NeutronShortaddress is a fixed size, 24 byte structure which can be used for all address uniqueness and identification purposes, however, it can not be used for sending Qtum to an address EXCLUDING perfect-conversion addresses. Perfect-conversion addresses are address types which can be converted perfectly from a short address to a full address. In otherwords, the entire address can be contained within 24 bytes. NeutronFullAddress is a dynamic length structure which contain an address of any size and can be used for sending Qtum. For simplicity and lower resource usage, the short form of an address should be used in all places where possible. It is possible to convert a full address to a short address, but not always the other way around.

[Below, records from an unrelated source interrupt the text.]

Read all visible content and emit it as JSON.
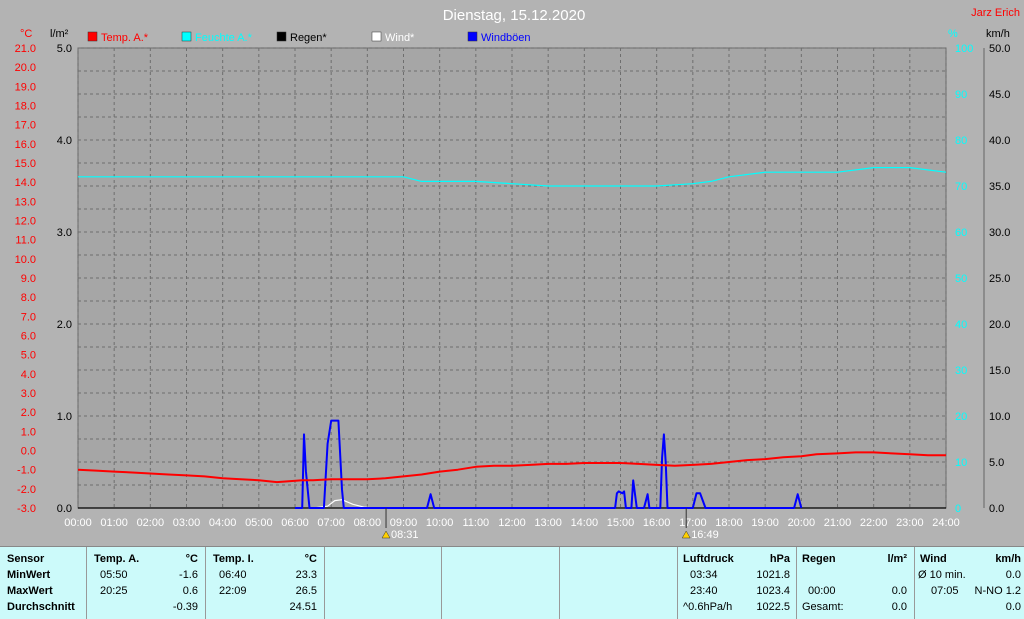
{
  "header": {
    "title": "Dienstag, 15.12.2020",
    "author": "Jarz Erich",
    "unit_celsius": "°C",
    "unit_rain": "l/m²",
    "unit_percent": "%",
    "unit_kmh": "km/h"
  },
  "legend": [
    {
      "label": "Temp. A.*",
      "color": "#ff0000"
    },
    {
      "label": "Feuchte A.*",
      "color": "#00ffff"
    },
    {
      "label": "Regen*",
      "color": "#000000"
    },
    {
      "label": "Wind*",
      "color": "#ffffff"
    },
    {
      "label": "Windböen",
      "color": "#0000ff"
    }
  ],
  "sun": {
    "rise": "08:31",
    "set": "16:49"
  },
  "chart_data": {
    "type": "line",
    "title": "Dienstag, 15.12.2020",
    "x_range": [
      0,
      24
    ],
    "x_ticks": [
      "00:00",
      "01:00",
      "02:00",
      "03:00",
      "04:00",
      "05:00",
      "06:00",
      "07:00",
      "08:00",
      "09:00",
      "10:00",
      "11:00",
      "12:00",
      "13:00",
      "14:00",
      "15:00",
      "16:00",
      "17:00",
      "18:00",
      "19:00",
      "20:00",
      "21:00",
      "22:00",
      "23:00",
      "24:00"
    ],
    "temp_axis": {
      "unit": "°C",
      "range": [
        -3,
        21
      ],
      "ticks": [
        "21.0",
        "20.0",
        "19.0",
        "18.0",
        "17.0",
        "16.0",
        "15.0",
        "14.0",
        "13.0",
        "12.0",
        "11.0",
        "10.0",
        "9.0",
        "8.0",
        "7.0",
        "6.0",
        "5.0",
        "4.0",
        "3.0",
        "2.0",
        "1.0",
        "0.0",
        "-1.0",
        "-2.0",
        "-3.0"
      ]
    },
    "rain_axis": {
      "unit": "l/m²",
      "range": [
        0,
        5
      ],
      "ticks": [
        "5.0",
        "4.0",
        "3.0",
        "2.0",
        "1.0",
        "0.0"
      ]
    },
    "humidity_axis": {
      "unit": "%",
      "range": [
        0,
        100
      ],
      "ticks": [
        "100",
        "90",
        "80",
        "70",
        "60",
        "50",
        "40",
        "30",
        "20",
        "10",
        "0"
      ]
    },
    "wind_axis": {
      "unit": "km/h",
      "range": [
        0,
        50
      ],
      "ticks": [
        "50.0",
        "45.0",
        "40.0",
        "35.0",
        "30.0",
        "25.0",
        "20.0",
        "15.0",
        "10.0",
        "5.0",
        "0.0"
      ]
    },
    "series": [
      {
        "name": "Temp. A.*",
        "axis": "temp",
        "color": "#ff0000",
        "x": [
          0,
          0.5,
          1,
          1.5,
          2,
          2.5,
          3,
          3.5,
          4,
          4.5,
          5,
          5.5,
          5.83,
          6.2,
          6.5,
          7,
          7.5,
          8,
          8.5,
          9,
          9.5,
          10,
          10.5,
          11,
          11.5,
          12,
          12.5,
          13,
          13.5,
          14,
          14.5,
          15,
          15.5,
          16,
          16.5,
          17,
          17.5,
          18,
          18.5,
          19,
          19.5,
          20,
          20.42,
          21,
          21.5,
          22,
          22.5,
          23,
          23.5,
          24
        ],
        "y": [
          -1.0,
          -1.05,
          -1.1,
          -1.15,
          -1.2,
          -1.25,
          -1.3,
          -1.35,
          -1.45,
          -1.5,
          -1.55,
          -1.65,
          -1.6,
          -1.55,
          -1.55,
          -1.5,
          -1.5,
          -1.5,
          -1.45,
          -1.35,
          -1.25,
          -1.1,
          -1.0,
          -0.85,
          -0.8,
          -0.8,
          -0.75,
          -0.7,
          -0.7,
          -0.65,
          -0.65,
          -0.65,
          -0.7,
          -0.75,
          -0.8,
          -0.75,
          -0.7,
          -0.6,
          -0.5,
          -0.45,
          -0.35,
          -0.3,
          -0.2,
          -0.15,
          -0.1,
          -0.1,
          -0.15,
          -0.2,
          -0.25,
          -0.25
        ]
      },
      {
        "name": "Feuchte A.*",
        "axis": "humidity",
        "color": "#00ffff",
        "x": [
          0,
          1,
          2,
          3,
          4,
          5,
          6,
          7,
          8,
          9,
          9.5,
          10,
          11,
          12,
          13,
          14,
          15,
          16,
          17,
          17.5,
          18,
          19,
          20,
          21,
          22,
          23,
          24
        ],
        "y": [
          72,
          72,
          72,
          72,
          72,
          72,
          72,
          72,
          72,
          72,
          71,
          71,
          71,
          70.5,
          70,
          70,
          70,
          70,
          70.5,
          71,
          72,
          73,
          73,
          73,
          74,
          74,
          73
        ]
      },
      {
        "name": "Regen*",
        "axis": "rain",
        "color": "#000000",
        "x": [
          0,
          24
        ],
        "y": [
          0,
          0
        ]
      },
      {
        "name": "Wind*",
        "axis": "wind",
        "color": "#ffffff",
        "x": [
          6.5,
          6.9,
          7.1,
          7.3,
          7.6,
          7.9,
          8.2
        ],
        "y": [
          0,
          0.2,
          0.8,
          0.9,
          0.4,
          0.1,
          0
        ]
      },
      {
        "name": "Windböen",
        "axis": "wind",
        "color": "#0000ff",
        "x": [
          6.0,
          6.2,
          6.25,
          6.3,
          6.4,
          6.45,
          6.8,
          6.9,
          7.0,
          7.2,
          7.3,
          7.35,
          9.65,
          9.75,
          9.85,
          14.85,
          14.9,
          14.95,
          15.05,
          15.1,
          15.15,
          15.3,
          15.35,
          15.45,
          15.5,
          15.55,
          15.65,
          15.75,
          15.8,
          15.85,
          16.1,
          16.15,
          16.2,
          16.25,
          16.3,
          16.35,
          17.0,
          17.1,
          17.2,
          17.35,
          19.8,
          19.9,
          20.0
        ],
        "y": [
          0,
          0,
          8,
          4,
          0,
          0,
          0,
          7,
          9.5,
          9.5,
          2,
          0,
          0,
          1.5,
          0,
          0,
          1.6,
          1.8,
          1.6,
          1.8,
          0,
          0,
          3,
          0,
          0,
          0,
          0,
          1.5,
          0,
          0,
          0,
          5.5,
          8,
          5,
          0,
          0,
          0,
          1.6,
          1.6,
          0,
          0,
          1.5,
          0
        ]
      }
    ]
  },
  "footer": {
    "sensor": {
      "label": "Sensor",
      "min": "MinWert",
      "max": "MaxWert",
      "avg": "Durchschnitt"
    },
    "temp_a": {
      "label": "Temp. A.",
      "unit": "°C",
      "min_time": "05:50",
      "min_val": "-1.6",
      "max_time": "20:25",
      "max_val": "0.6",
      "avg_val": "-0.39"
    },
    "temp_i": {
      "label": "Temp. I.",
      "unit": "°C",
      "min_time": "06:40",
      "min_val": "23.3",
      "max_time": "22:09",
      "max_val": "26.5",
      "avg_val": "24.51"
    },
    "pressure": {
      "label": "Luftdruck",
      "unit": "hPa",
      "min_time": "03:34",
      "min_val": "1021.8",
      "max_time": "23:40",
      "max_val": "1023.4",
      "trend_label": "^0.6hPa/h",
      "trend_val": "1022.5"
    },
    "rain": {
      "label": "Regen",
      "unit": "l/m²",
      "max_time": "00:00",
      "max_val": "0.0",
      "total_label": "Gesamt:",
      "total_val": "0.0"
    },
    "wind": {
      "label": "Wind",
      "unit": "km/h",
      "avg10_label": "Ø 10 min.",
      "avg10_val": "0.0",
      "max_time": "07:05",
      "max_val": "N-NO 1.2",
      "avg_val": "0.0"
    }
  }
}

The following constants are also defined:

EXECUTION_TYPE_CALL     = 0
EXECUTION_TYPE_DEPLOY   = 1
EXECUTION_TYPE_ONE_TIME = 2
  • CALL -- A call from a transaction or from an external contract into an existing smart contract
  • DEPLOY -- A new smart contract is being deployed
  • ONE_TIME -- A piece of smart contract code is being executed which has not and will not be saved to the blockchain permanently and will not be assigned an account/address

Execution Permissions can be one or more of the following flags:

  • Mutable call -- standard mutable call with no restrictions
  • static call -- A static call which can read external contract and otherwise mutable internal data, but can not modify any data or make mutable calls
  • Pure call -- a restricted pure call which can only read immutable internal data and can not otherwise access any external data and can not modify any data or make any mutable or static calls.

Defined as so:

EXECUTION_PERMS_MUTABLE     = 1
EXECUTION_PERMS_STATIC      = 2
EXECUTION_PERMS_PURE        = 4

All smart contract APIs for checking this, should be a bitwise comparison:

if (permissions & EXECUTION_PERMS_MUTABLE) > 0
    //capable of doing everything a mutable call can
if (permissions & EXECUTION_PERMS_STATIC) > 0
    //capable of doing everything a static call can
if (permissions & EXECUTION_PERMS_PURE) > 0
    //capable of doing everything a pure call can

Furthermore, in order to express that an execution is mutable (which would incldue the permissions for static and pure) it should be written as so:

permissions = EXECUTION_PERMS_MUTABLE + EXECUTION_PERMS_STATIC + EXECUTION_PERMS_PURE

All unspecified bits are reserved for future additions to these permissions. In the case of a permission being created that is even more restrictive than "pure", then none of these flags should be set. In the case of a permission being created which gives more power than "mutable", then all of these flags should be set, along with a new flag conveying this new permission.

Hypervisor Internal State

All narm internal state has a prefix of 02. It specifically stores the following state:

  • 0200 - 020F -- code section state
  • 0210 - 021F -- data section state

Note that this state is affected by state rent and is restored via the typical methods and persisted by actually using the code/data sections within a smart contract execution.